Guess what happened. Not only did they make it... the females berried up in the tank. 27 days later, floating larva in the java moss and algae near the top of the tank.
about 10 days later juvenile shrimp everywhere.
This was a year ago and it is still going strong. I remove about 30 shrimp a month and feed them as snacks to my cichlids.
WHAT YOU NEED TO HAVE TO BREED GHOST SHRIMP AND AN ENVIROMENT THEY WILL LIVE IN!!!!!!!!!!!!!!!!!!!!!!!!!
at least a 10 gallon tank.
LOTS of java moss
a homemade biomax air filter with sponge prefilter
algae (and all the little micro organisms that come with it)
fake or real plants (i use fake because i am not getting into keeping real plants alive in a tank with such fragile little critters... try using the wrong fertilizer or additive and watch all your shrimp die)

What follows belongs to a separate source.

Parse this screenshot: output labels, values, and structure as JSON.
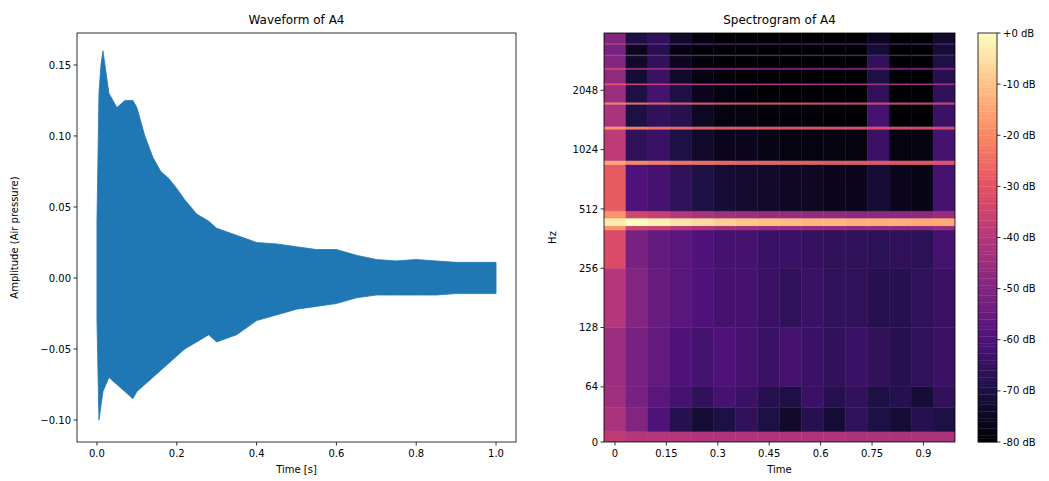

I HIGHLY suggest snails!!! their poop actually feeds the bacteria the fry eat. I went so far as to have the lfs attendants give me all the small brown snails that everybody hates to me and infested my aquarium with them. guess who eats them.. the ghost shrimp
that's pretty much it and itll run you about 45 bucks.
i rarely feed anything in the tank, maybe some flakes every now and then and an algae wafer.

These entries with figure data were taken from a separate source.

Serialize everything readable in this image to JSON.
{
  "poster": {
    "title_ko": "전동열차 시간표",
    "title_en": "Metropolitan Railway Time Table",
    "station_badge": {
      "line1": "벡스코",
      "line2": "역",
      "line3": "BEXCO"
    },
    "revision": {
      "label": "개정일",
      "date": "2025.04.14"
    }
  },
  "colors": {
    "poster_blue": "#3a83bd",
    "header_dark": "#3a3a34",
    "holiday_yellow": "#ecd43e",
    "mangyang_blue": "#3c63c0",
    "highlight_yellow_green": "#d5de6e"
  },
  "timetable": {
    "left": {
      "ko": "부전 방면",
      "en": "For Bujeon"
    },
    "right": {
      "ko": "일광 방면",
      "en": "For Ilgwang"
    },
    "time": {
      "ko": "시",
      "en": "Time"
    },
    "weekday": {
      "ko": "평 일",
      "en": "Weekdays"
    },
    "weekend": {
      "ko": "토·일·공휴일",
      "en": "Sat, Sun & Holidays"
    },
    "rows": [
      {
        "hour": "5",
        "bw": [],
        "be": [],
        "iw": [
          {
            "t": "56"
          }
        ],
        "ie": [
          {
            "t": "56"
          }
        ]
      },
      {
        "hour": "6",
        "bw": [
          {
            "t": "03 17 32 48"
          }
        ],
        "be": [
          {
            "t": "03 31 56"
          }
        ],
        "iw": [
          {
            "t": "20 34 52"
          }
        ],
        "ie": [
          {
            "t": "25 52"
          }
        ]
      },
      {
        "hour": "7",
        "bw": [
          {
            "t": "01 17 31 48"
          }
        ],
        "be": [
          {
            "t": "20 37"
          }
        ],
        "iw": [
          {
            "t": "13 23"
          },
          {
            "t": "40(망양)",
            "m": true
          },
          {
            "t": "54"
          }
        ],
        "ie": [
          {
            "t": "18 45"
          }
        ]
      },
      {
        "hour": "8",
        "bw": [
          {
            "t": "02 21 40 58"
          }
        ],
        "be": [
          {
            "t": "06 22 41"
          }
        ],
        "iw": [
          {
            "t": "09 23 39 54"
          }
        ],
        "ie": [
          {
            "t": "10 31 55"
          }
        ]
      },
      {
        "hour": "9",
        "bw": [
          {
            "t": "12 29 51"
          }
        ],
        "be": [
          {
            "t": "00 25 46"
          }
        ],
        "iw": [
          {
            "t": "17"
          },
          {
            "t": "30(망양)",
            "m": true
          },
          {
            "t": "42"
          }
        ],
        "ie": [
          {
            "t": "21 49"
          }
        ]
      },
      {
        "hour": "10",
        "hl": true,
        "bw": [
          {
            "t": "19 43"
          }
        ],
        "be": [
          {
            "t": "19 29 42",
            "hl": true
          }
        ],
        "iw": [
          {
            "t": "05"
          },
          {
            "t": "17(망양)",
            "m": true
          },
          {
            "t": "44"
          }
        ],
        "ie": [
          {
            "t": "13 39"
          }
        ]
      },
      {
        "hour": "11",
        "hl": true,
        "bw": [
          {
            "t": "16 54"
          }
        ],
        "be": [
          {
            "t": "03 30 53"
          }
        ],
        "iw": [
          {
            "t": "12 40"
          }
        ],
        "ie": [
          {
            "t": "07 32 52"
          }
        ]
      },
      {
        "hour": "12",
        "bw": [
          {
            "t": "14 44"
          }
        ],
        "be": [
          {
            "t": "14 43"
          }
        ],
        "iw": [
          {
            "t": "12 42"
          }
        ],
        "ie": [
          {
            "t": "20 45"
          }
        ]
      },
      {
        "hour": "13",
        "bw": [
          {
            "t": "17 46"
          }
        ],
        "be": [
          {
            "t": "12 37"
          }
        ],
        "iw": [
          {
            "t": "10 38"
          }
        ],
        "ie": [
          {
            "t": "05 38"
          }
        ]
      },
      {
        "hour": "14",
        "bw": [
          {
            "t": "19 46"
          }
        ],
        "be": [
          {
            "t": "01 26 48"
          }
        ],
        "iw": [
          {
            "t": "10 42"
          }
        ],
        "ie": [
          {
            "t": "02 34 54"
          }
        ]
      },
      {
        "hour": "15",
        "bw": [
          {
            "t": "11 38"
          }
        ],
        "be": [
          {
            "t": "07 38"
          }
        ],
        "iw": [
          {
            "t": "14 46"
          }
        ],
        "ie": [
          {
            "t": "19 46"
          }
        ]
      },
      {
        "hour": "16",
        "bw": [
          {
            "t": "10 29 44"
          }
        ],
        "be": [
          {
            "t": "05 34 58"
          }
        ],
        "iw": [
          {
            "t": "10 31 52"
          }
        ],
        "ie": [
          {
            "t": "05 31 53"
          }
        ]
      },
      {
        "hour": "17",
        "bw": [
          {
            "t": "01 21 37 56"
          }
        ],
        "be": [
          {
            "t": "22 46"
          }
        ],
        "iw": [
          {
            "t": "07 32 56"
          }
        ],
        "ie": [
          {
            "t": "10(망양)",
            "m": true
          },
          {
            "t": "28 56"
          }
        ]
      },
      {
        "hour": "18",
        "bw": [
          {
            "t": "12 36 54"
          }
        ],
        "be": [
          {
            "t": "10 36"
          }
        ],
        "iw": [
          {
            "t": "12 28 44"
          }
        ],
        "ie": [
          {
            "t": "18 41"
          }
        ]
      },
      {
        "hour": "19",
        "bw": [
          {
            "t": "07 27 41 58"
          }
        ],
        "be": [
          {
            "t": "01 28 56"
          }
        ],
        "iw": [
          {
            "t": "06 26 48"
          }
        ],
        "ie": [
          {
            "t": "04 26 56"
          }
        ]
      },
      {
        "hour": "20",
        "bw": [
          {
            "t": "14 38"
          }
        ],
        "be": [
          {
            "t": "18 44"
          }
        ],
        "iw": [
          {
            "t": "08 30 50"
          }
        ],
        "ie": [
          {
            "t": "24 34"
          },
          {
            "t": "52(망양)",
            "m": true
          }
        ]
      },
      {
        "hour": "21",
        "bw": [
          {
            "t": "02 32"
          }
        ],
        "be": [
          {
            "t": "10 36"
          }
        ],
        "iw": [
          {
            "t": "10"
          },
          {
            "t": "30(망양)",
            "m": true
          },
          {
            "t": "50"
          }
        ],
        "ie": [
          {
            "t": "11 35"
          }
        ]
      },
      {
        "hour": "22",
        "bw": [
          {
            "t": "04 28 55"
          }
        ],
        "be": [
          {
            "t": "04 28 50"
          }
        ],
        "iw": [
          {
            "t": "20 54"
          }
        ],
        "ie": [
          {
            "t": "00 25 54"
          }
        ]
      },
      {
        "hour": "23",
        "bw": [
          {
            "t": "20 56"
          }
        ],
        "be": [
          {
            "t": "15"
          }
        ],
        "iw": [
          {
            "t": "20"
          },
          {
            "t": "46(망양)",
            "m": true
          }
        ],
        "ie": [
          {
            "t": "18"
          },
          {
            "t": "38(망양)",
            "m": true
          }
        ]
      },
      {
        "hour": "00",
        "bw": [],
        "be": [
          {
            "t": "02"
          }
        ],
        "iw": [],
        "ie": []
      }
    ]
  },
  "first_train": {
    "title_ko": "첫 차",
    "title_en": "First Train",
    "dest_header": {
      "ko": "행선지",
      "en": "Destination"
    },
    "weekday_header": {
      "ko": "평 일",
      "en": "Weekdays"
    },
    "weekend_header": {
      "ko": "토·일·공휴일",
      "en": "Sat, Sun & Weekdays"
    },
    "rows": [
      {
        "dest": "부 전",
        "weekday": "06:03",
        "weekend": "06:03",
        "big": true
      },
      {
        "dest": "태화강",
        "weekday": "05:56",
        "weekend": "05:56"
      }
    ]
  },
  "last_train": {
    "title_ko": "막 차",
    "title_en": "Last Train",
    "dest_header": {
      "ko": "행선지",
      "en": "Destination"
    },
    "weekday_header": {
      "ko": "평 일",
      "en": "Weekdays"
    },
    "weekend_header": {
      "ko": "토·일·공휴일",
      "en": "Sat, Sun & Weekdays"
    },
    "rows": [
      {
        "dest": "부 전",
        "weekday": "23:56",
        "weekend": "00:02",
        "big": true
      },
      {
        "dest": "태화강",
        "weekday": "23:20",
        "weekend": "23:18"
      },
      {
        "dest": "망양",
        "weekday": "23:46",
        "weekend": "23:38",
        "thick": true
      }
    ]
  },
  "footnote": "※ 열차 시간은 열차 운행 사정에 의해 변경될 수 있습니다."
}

the most important thing I think I do is.... remember my 2.5 gallon starter tank? I have a homemade under gravel filter in it. I placed a layer of charcoal onto it, then a layer of fluval biomax and throw in some lettuce about once every 2 weeks. Everyday I do a water swap instead of a water change. What I mean is I run my 10 gallon water about 3 inches from the top and the 2.5 full. Everyday I take an old airline and syphon water out of the 2.5 into a clean jug, only used for this, about 1.5 gallons. I then place the jug above the 10 gallon tank and using the same airline, syphon the water into the 10 gallon tank until it is full. I then syphon water back out of the 10 gallon into the 2.5 gallon until it is full again. its like a manual sump I guess. the 2.5 gallon tank is a filter for me, but also, it DOES NOT KILL the bacteria the ghost fry feed on. it actually cultivates more bacteria for them to feed on and cleans my water. (water changes using tap water has chemicals that kills these bacteria... so you are really killing your food source doing water changes with it) all in all it is a little time consuming but you know what? my shrimp die of old age and I haven't bought any in over a year. they breed, eat, and seem happy in my 10 gallon tank. hope this helped.
BTW. this is my first post. I may be a junior member here but I have had 5 tanks running strong for 20 years. I have 2 cichlid tanks, a planted, and a community tank. all from 250 gallon down to 10.